Watch a demonstration here.

Source: Michigan State University
Pros and Cons

Solar windows would mean that a building could entirely produce its own electricity without grid power and without roof-mounted solar panels. But since the highest offering of efficiency, the amount of electricity a solar panel can produce is still at 12% to 15%. The MSU window is estimated at a 10% efficiency, a figure that is far lesser than traditional solar panels.


According to researchers at MSU, there are an estimated 5 billion to 7 billion square metres of glass surface in the United States. Their technology can provide 40% of all the power needed in the United States by generating power from those surfaces. This is about the same as the potential of production from rooftops. They say it can compliment the traditional use of generating from rooftops. It could also help land space on which large arrays of solar panels are often installed that could otherwise be used as farmlands.

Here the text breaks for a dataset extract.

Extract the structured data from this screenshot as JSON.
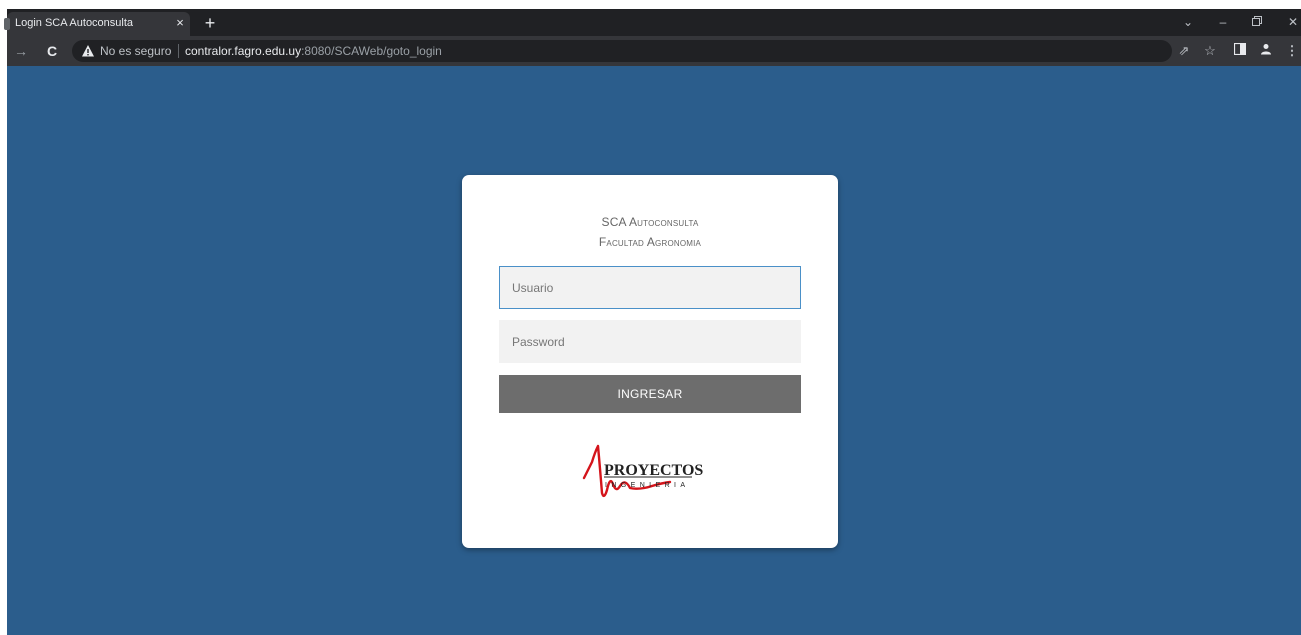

However, in comparison to the existing power demands, the existing technologies demand more spaces for any meaningful power generation. Physee offers just 1 square meter of solar generation to 18 square meters of glass. At its pilot installation at the headquarters of the Netherleands largest bank, Rabobank, the most use for the solar windows is that bank employees can charge their phones through USB ports connected to the windows! As peak power production was at just 8-10W. At the MSU installation, a 100 square feet of transparent solar glass installed above the building’s entryway will generate enough electricity to only power lighting in its atrium. At the present, this makes little economic sense because the developer still has to install additional rooftop solar panels to provide the bulk of power.


The Solar Vegan Plant

In 2020, a student at Mapúa University in the Philippines Carvey Maigue won the first edition of The James Dyson Award. Maigue’s AuREUS system was a solar window that manages food wastage and produces electricity at the same time.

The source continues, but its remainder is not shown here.